A Fórmula 1 vive momentos de indefinição. A FIA deu aval a Jean Todt (presidente da própria entidade) e Bernie Ecclestone (mandatário da F1) para eventuais mudanças na categoria, que podem começar pelo tipo de motor utilizado nos carros. Pelo menos no que depender da pressão da Ferrari, a alteração não deve ser feita.

“Seria uma grande pena se a Ferrari deixasse a Fórmula 1, mas não podemos ser colocados de joelhos sem dizer nada”, ameaçou o presidente da equipa, Sergio Marchionne, durante a tradicional conferência de imprensa natalina da Ferrari.

A ideia da FIA é de proporcionar motores alternativos para as equipas que não tenham acordos com as actuais fabricantes. A alteração só teria efeito a partir de 2017, mas a discussão tem incomodado as fabricantes mais poderosas da F1.

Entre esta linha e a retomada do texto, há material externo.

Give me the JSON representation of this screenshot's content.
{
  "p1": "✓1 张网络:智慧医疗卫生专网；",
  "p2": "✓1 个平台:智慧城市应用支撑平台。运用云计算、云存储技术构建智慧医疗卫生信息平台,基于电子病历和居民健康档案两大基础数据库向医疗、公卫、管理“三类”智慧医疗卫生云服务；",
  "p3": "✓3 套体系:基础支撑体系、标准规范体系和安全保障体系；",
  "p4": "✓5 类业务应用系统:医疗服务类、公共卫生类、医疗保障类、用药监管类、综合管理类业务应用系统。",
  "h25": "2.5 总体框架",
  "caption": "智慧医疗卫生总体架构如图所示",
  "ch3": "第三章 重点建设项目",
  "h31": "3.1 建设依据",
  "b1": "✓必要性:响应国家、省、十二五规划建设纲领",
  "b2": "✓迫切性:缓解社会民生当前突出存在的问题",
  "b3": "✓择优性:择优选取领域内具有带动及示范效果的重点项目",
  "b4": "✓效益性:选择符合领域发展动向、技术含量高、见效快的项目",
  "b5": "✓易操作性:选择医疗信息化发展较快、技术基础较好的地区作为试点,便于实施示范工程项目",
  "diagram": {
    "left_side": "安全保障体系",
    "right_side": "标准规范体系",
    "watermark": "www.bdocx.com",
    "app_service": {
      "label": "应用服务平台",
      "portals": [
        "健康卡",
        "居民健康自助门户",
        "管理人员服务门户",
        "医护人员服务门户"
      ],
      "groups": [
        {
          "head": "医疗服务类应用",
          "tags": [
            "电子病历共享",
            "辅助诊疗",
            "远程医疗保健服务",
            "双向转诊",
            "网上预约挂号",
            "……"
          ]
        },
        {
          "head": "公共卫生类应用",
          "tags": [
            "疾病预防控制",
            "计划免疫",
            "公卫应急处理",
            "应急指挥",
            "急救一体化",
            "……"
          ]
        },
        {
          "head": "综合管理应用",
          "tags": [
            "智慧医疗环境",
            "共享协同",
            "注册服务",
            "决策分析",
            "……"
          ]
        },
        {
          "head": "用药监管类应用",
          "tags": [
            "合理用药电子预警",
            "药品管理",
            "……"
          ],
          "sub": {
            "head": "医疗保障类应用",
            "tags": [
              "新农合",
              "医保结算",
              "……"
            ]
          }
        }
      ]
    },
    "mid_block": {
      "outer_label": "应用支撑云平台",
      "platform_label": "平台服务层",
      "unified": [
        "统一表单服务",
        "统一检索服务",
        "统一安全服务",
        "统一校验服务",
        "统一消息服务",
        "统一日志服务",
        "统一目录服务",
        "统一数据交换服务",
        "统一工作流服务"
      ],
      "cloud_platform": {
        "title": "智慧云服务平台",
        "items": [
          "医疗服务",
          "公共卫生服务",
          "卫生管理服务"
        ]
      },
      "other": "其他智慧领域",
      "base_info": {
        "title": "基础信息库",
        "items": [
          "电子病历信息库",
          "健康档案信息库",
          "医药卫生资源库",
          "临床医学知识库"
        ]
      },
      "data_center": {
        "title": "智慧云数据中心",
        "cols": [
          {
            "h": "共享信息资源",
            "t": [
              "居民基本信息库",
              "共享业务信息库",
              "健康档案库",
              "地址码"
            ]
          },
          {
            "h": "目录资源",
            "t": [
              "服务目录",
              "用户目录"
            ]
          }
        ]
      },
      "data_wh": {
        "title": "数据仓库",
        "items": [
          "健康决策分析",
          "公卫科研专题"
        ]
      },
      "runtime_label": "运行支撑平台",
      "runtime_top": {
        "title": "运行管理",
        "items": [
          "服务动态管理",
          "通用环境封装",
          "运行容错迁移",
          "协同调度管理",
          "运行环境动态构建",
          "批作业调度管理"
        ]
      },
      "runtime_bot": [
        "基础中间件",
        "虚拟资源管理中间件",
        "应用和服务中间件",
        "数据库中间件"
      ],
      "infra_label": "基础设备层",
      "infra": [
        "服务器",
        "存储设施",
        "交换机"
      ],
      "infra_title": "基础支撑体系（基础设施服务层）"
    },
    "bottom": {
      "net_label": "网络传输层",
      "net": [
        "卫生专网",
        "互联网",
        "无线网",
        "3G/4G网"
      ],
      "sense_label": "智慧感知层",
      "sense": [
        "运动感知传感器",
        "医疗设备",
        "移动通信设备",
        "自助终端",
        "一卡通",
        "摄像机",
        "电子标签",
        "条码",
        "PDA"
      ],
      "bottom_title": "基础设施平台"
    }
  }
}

“Se transformarmos a Fórmula 1 em Nascar, nós vamos perder a vantagem da experiência em soluções de pista. Isso pode impactar nos nossos resultados. Nós entendemos as dificuldades enfrentadas pelas equipas menores, mas não cabe à Ferrari resolver isso, e sim à FOM [Formula One Management]”, prosseguiu o mandatário.

Diante de tanta resistência, Ecclestone pode recorrer à ajuda da União Europeia com a justificativa de que estas fabricantes podem prejudicar a concorrência justa na categoria. “Eles são contra essas coisas anticompetitivas e não gostam de cartéis”, afirmou o presidente da F1.

Outra crítica de Marchionne parte da campanha levantada pela Red Bull. Antes de optar por dar sequência aos motores da Renault, que agora serão chamados de TAG-Heuer, a escuderia austríaca chegou a tentar um acerto com Honda, Mercedes e a própria Ferrari.

“A Red Bull é uma equipe incompleta”, começou o italiano. “Eu achei ofensivo e pretensioso que eles pensem que alguém deveria fortalecer uma equipe que já está em posição muito competitiva”, reclamou o líder da Ferrari.